Driss, universitaire
Le Maroc solidaire
«Sans prétention aucune, je crois que le Maroc est le pays le plus africain des pays arabes, tout en restant lié à l’Europe. Ce qui ne peut être que bénéfique pour l’Afrique. D’ailleurs, malgré un contexte marqué par une conjoncture difficile que connaît l’Afrique, cette visite royale prouve la volonté du Maroc de renforcer sa solidarité avec ces pays frères et partenaires du continent. Comme le dit le proverbe, «c’est dans les moments difficile qu’on connaît les amis»… C’est aussi l’occasion de faire des consultations au sujet de questions d’intérêt commun à un moment où la bande sahélo-saharienne fait face à des défis nouveaux, l’instabilité et le terrorisme notamment »
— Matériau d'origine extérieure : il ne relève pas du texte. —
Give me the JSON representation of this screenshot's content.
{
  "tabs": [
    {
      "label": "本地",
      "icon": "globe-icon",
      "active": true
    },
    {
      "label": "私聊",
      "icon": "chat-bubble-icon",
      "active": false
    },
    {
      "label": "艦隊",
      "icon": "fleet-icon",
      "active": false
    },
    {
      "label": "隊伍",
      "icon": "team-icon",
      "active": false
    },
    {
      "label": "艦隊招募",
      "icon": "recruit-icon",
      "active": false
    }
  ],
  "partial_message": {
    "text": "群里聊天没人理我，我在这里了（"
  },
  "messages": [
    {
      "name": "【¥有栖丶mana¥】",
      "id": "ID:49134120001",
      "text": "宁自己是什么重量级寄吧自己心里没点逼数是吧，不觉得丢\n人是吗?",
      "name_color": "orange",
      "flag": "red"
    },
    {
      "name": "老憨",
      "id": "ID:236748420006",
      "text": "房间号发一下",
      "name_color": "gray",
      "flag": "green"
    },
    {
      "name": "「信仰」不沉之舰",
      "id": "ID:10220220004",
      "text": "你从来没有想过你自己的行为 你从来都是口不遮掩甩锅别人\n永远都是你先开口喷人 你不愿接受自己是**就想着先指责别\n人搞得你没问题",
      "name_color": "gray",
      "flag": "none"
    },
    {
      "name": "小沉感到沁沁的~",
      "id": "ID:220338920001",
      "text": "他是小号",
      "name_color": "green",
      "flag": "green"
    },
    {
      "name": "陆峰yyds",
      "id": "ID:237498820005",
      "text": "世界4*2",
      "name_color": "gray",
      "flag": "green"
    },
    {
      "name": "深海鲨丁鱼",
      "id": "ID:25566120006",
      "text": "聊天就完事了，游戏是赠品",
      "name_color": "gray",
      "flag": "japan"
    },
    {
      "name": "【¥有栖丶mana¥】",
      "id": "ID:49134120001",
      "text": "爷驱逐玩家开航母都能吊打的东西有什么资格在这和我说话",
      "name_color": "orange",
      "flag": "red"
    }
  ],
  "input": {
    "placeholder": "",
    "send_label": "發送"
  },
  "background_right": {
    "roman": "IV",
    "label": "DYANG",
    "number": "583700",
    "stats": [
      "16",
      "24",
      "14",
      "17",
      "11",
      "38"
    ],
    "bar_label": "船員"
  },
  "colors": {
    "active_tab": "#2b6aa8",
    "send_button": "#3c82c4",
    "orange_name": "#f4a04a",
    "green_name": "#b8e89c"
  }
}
Rachida, cadre d’entreprise
Tous pour un même avenir
«Tant mieux pour nous si le Maroc peut jouer le rôle de médiateur pour la réconciliation de toutes les composantes de cette grande nation, le Mali. Nous sommes un pays africain et donc beaucoup de choses nous rassemblent avec les autres pays: la proximité, de nombreuses coutumes, la religion, la francophonie… Nous regardons ensemble l’avenir. Un avenir qui est en train de se consolider avec les visites du Souverain, pour une vision à long terme au profit de nos pays respectifs. C’est une révolution sage et mature pour la paix, la stabilité, la dignité et sans exhibition de force; un partenariat Sud-Sud qui est en même temps win-win».
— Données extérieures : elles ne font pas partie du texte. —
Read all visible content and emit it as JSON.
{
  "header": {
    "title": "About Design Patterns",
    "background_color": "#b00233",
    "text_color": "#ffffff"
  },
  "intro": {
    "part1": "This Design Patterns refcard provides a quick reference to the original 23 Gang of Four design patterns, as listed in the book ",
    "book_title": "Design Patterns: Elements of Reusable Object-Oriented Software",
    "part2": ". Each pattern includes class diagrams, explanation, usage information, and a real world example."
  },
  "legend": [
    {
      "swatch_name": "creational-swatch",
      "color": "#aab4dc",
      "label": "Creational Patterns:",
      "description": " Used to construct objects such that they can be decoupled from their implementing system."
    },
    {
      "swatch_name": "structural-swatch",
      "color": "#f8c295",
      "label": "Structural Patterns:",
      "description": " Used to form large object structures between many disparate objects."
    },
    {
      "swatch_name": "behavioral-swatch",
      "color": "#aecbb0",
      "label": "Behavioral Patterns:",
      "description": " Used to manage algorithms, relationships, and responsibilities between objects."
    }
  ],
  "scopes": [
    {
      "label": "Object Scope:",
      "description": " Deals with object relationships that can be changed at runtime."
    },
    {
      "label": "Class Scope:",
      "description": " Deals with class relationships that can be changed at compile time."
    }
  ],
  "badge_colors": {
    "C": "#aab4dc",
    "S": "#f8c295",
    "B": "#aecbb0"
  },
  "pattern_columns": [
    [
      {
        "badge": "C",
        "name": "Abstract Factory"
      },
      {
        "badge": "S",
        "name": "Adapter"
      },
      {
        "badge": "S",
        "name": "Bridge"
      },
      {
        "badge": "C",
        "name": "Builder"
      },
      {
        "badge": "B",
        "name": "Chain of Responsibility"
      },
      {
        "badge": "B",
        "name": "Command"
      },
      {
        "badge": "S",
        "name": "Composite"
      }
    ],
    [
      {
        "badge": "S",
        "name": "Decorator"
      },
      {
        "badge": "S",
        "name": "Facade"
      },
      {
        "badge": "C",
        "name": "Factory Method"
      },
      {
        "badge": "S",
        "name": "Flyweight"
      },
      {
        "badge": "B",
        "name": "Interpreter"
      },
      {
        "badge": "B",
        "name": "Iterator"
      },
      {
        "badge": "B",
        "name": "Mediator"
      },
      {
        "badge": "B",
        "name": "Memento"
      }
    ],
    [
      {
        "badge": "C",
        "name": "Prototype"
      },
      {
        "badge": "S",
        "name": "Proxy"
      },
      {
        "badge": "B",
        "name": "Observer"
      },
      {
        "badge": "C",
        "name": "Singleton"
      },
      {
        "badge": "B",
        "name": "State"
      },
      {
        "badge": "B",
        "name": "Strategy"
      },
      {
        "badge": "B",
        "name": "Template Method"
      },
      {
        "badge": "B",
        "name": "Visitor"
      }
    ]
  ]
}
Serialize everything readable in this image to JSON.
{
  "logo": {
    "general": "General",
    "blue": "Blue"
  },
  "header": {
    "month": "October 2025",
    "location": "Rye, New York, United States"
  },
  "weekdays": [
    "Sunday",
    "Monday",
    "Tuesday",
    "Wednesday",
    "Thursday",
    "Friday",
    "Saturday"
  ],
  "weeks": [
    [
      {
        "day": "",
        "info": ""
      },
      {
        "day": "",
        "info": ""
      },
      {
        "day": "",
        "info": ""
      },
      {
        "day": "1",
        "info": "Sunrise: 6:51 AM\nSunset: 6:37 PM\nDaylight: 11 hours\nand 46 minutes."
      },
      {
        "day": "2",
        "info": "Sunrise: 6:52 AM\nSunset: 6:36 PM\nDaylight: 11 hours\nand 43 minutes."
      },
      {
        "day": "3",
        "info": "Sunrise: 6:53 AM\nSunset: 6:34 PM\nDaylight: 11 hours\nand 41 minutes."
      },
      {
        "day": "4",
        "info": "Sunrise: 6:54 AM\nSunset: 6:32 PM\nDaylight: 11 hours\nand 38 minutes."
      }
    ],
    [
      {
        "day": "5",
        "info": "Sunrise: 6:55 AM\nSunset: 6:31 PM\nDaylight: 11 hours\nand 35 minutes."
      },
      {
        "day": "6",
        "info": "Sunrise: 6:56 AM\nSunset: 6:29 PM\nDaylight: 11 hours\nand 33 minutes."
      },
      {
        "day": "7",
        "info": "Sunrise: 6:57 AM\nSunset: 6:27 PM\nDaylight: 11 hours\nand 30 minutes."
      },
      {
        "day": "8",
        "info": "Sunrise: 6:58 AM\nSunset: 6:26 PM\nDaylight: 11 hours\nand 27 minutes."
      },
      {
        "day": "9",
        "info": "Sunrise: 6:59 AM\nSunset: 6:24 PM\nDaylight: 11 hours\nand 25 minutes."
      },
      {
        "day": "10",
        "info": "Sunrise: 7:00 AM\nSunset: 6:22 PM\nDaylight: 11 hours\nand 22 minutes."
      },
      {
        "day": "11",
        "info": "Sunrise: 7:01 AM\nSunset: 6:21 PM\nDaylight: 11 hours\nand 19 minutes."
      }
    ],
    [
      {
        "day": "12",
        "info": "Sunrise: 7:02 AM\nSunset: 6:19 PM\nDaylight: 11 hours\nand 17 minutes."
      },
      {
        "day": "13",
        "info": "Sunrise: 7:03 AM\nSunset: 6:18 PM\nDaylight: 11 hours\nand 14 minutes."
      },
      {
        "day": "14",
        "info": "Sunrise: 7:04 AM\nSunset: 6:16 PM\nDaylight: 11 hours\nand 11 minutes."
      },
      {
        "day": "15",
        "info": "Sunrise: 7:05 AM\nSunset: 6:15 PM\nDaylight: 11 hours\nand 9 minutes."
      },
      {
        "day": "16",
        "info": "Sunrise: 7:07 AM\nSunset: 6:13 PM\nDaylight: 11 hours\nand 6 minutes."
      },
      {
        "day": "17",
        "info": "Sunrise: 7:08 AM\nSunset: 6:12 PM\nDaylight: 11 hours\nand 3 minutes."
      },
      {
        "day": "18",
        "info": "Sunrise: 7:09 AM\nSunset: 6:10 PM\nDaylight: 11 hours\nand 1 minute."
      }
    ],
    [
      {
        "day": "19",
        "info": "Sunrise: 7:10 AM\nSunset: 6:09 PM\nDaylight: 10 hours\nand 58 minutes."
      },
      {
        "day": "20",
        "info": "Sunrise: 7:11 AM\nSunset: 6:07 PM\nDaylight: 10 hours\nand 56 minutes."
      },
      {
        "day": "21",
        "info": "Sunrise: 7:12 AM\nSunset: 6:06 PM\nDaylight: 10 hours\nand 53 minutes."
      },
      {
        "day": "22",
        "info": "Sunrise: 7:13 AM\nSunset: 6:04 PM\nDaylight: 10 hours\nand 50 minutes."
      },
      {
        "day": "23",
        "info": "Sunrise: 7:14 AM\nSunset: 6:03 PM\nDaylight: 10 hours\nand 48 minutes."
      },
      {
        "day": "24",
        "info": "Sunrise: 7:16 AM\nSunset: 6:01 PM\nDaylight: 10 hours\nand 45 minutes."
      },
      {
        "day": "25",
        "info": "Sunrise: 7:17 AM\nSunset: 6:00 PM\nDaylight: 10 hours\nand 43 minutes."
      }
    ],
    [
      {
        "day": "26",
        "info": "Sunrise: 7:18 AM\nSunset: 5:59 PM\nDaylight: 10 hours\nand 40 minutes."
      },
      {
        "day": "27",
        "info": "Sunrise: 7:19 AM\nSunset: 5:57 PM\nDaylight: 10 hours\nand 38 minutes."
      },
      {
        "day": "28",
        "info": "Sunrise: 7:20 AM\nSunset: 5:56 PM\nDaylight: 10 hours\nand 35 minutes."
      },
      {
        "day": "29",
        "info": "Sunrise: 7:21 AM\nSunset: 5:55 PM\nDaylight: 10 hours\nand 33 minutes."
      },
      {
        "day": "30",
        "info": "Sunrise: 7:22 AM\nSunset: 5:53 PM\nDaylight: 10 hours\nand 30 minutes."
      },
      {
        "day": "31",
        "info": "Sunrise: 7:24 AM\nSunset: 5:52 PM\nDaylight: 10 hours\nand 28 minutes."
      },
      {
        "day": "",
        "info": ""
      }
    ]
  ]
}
Ahmed, employé dans une agence de voyage
Plus qu’un pays d’accueil
«La décision prise par SM le Roi Mohammed VI en avril 2000, d’ouvrir le marché marocain aux pays africains les moins avancés, dont le nombre s’élève à 34, avec annulation de leurs dettes envers le Royaume, est un geste de confiance et de respect à l’égard de ces Etats. Si on peut faire bénéficier les pays africains du savoir-faire marocain dans certains secteurs, comme l’agriculture, la gestion de l’eau, la pêche, le tourisme, la formation professionnelle, ce sera une bonne chose. Sans oublier l’aide apportée à travers l’accroissement continu du nombre des étudiants africains admis dans les écoles et les instituts supérieurs au Maroc. Ceci est très significatif, surtout quand on sait que le Royaume accueille plus de 8.000 étudiants dans ses établissements supérieurs, dont 6.500 boursiers issus de 42 pays africains».